This post may sound like a double entendre, it is though inspired by Michael Howard again. Michael is the keynote speaker at a conference at Cai’s school and is also staying with us, so we have been having conversations and my mind is particularly active at the moment. One of the things that I have come to recognize in the last few days is that most of the acts I am particularly proud of I have been led to intuitively rather than thought my way into them. The choice of Cai’s school is a good example, deciding to send Cai to a Waldorf school was first inspired by an emotional response to a school I witnessed in my late teens. When we were looking at where to send Cai, we went to a May Fair at the Anchorage Waldorf School and our decision was based on how Kim and I felt there and how Cai appeared to feel. My knowledge of Rudolph Steiner back then was based on having hung out with some hippies who were into Biodynamic farming. One night I watched in incredulous amusement while they buried a bull’s horn full of urine in dirt and proceeded to have a full moon party where they danced around said buried horn. The thing was, while I did not feel comfortable with their approach or rituals, I did enjoy the huge and highly tasty vegetables they produced by pouring this fertilizer on their plants, I was still not prepared to read Steiner’s books though.
Likewise the next step of my Waldorf journey was watching a sculptor call David Nash create something incredible at a residential center where I worked. “Portal of light” was a huge dying tree, that had its crown cut off and all but one of its limbs removed. This limb was trimmed and then sectioned off with a chain saw, also the trunk around the limb was cut through so that light was visible through it and it look like the limb was floating.
Nash was part of a cooperative that started the Waldorf school I had originally seen and his sculpture now makes me think of Steiner because Nash can see something within a tree that I can not and when he exposes it the results are incredible. Likewise, Steiner was able to see things within children and the techniques he collected and shared with teachers are similarly impressive because they bring out the “wonder” from within children.
If I had stopped to read Steiner’s work before having felt on a number of occasions the results I now witness on a daily basis, I know that Cai would not be at a Waldorf school. I was just not ready for Steiner’s brand of esoteric mysticism.
So why am I writing about all this? In the last post I talked of how freedom of will requires us to navigate the stream of thoughts that are constantly flowing and this requires us to use meditative practices to develop our skills and understanding (Steiner shared a few different ones designed to develop different capacities of will). Michael Howard in his book discusses the difference between thinking-will (head and hand coordination) and feeling-will (head, hand & heart coordination). He clearly states that the intentional development of both types of will in children needs to become the major purpose of education however he in particular focuses on how we can develop feeling-will because this is the piece that is most often lacking.
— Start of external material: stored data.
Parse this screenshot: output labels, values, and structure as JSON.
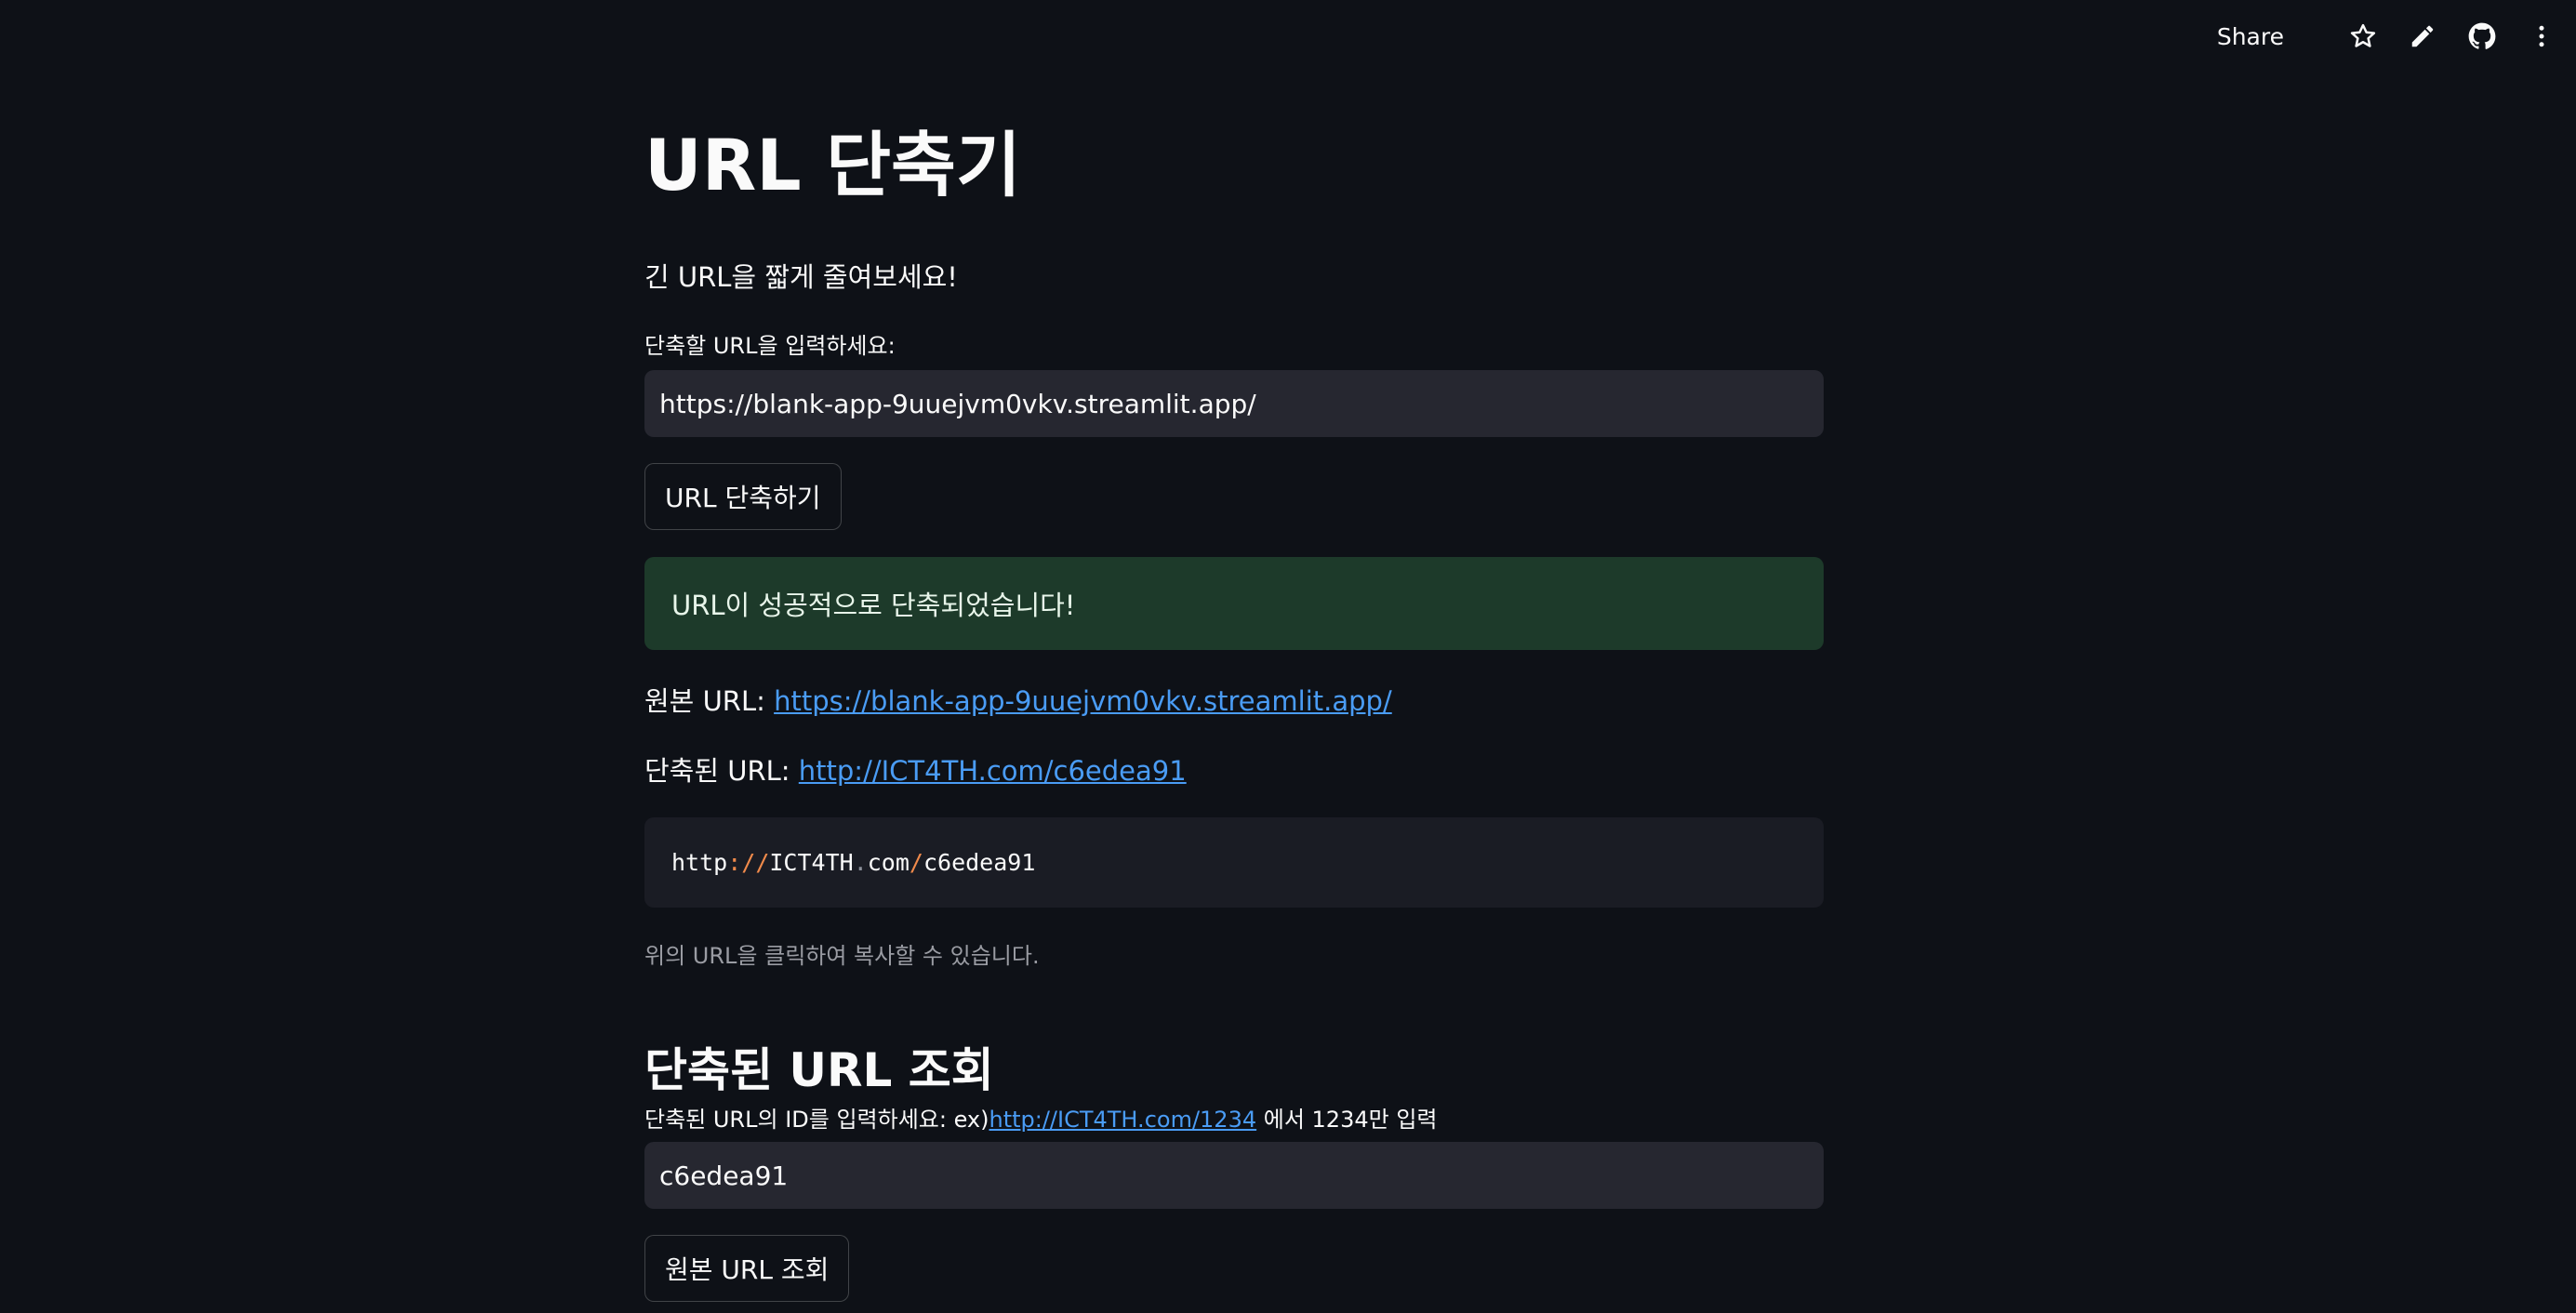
{
  "toolbar": {
    "share_label": "Share",
    "icons": [
      "star-icon",
      "pencil-icon",
      "github-icon",
      "more-vertical-icon"
    ]
  },
  "app": {
    "title": "URL 단축기",
    "subtitle": "긴 URL을 짧게 줄여보세요!"
  },
  "shorten_form": {
    "input_label": "단축할 URL을 입력하세요:",
    "input_value": "https://blank-app-9uuejvm0vkv.streamlit.app/",
    "button_label": "URL 단축하기"
  },
  "result": {
    "success_message": "URL이 성공적으로 단축되었습니다!",
    "original_label": "원본 URL: ",
    "original_url": "https://blank-app-9uuejvm0vkv.streamlit.app/",
    "short_label": "단축된 URL: ",
    "short_url": "http://ICT4TH.com/c6edea91",
    "code": {
      "scheme": "http",
      "sep1": "://",
      "host1": "ICT4TH",
      "dot": ".",
      "host2": "com",
      "slash": "/",
      "path": "c6edea91"
    },
    "copy_hint": "위의 URL을 클릭하여 복사할 수 있습니다."
  },
  "lookup": {
    "heading": "단축된 URL 조회",
    "label_prefix": "단축된 URL의 ID를 입력하세요: ex)",
    "label_link": "http://ICT4TH.com/1234",
    "label_suffix": " 에서 1234만 입력",
    "input_value": "c6edea91",
    "button_label": "원본 URL 조회"
  },
  "colors": {
    "background": "#0e1117",
    "input_bg": "#262730",
    "success_bg": "#1d3a2a",
    "link": "#4a9cf5",
    "code_punct": "#f08a4b"
  }
}
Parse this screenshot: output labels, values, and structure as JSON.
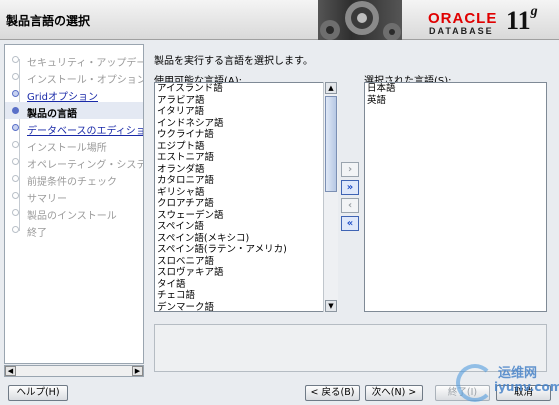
{
  "window": {
    "title": "製品言語の選択"
  },
  "branding": {
    "oracle": "ORACLE",
    "database": "DATABASE",
    "version": "11",
    "version_suffix": "g"
  },
  "nav": {
    "items": [
      {
        "label": "セキュリティ・アップデートの",
        "state": "done"
      },
      {
        "label": "インストール・オプション",
        "state": "done"
      },
      {
        "label": "Gridオプション",
        "state": "link"
      },
      {
        "label": "製品の言語",
        "state": "current"
      },
      {
        "label": "データベースのエディション",
        "state": "link"
      },
      {
        "label": "インストール場所",
        "state": "pending"
      },
      {
        "label": "オペレーティング・システム・",
        "state": "pending"
      },
      {
        "label": "前提条件のチェック",
        "state": "pending"
      },
      {
        "label": "サマリー",
        "state": "pending"
      },
      {
        "label": "製品のインストール",
        "state": "pending"
      },
      {
        "label": "終了",
        "state": "pending"
      }
    ]
  },
  "content": {
    "instruction": "製品を実行する言語を選択します。",
    "available_label": "使用可能な言語(A):",
    "available_label_key": "A",
    "selected_label": "選択された言語(S):",
    "selected_label_key": "S",
    "available_languages": [
      "アイスランド語",
      "アラビア語",
      "イタリア語",
      "インドネシア語",
      "ウクライナ語",
      "エジプト語",
      "エストニア語",
      "オランダ語",
      "カタロニア語",
      "ギリシャ語",
      "クロアチア語",
      "スウェーデン語",
      "スペイン語",
      "スペイン語(メキシコ)",
      "スペイン語(ラテン・アメリカ)",
      "スロベニア語",
      "スロヴァキア語",
      "タイ語",
      "チェコ語",
      "デンマーク語"
    ],
    "selected_languages": [
      "日本語",
      "英語"
    ],
    "move_buttons": [
      "›",
      "»",
      "‹",
      "«"
    ]
  },
  "buttons": {
    "help": "ヘルプ(H)",
    "back": "< 戻る(B)",
    "next": "次へ(N) >",
    "install": "終了(I)",
    "cancel": "取消"
  },
  "watermark": {
    "text1": "运维网",
    "text2": "iyunv.com"
  }
}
Howard goes farther and suggests that “the defining characteristic of feeling-will is the capacity to live deeply into the inner quality of something outside us, knowing and feeling it as if we are within it or it is within us.”
Now this has got me thinking if I have used my feeling-will to create the decisions I am proud of how can I develop it in others as an outdoor educator? How can I lead my trainees towards this beacon as someone who develops a corporate culture?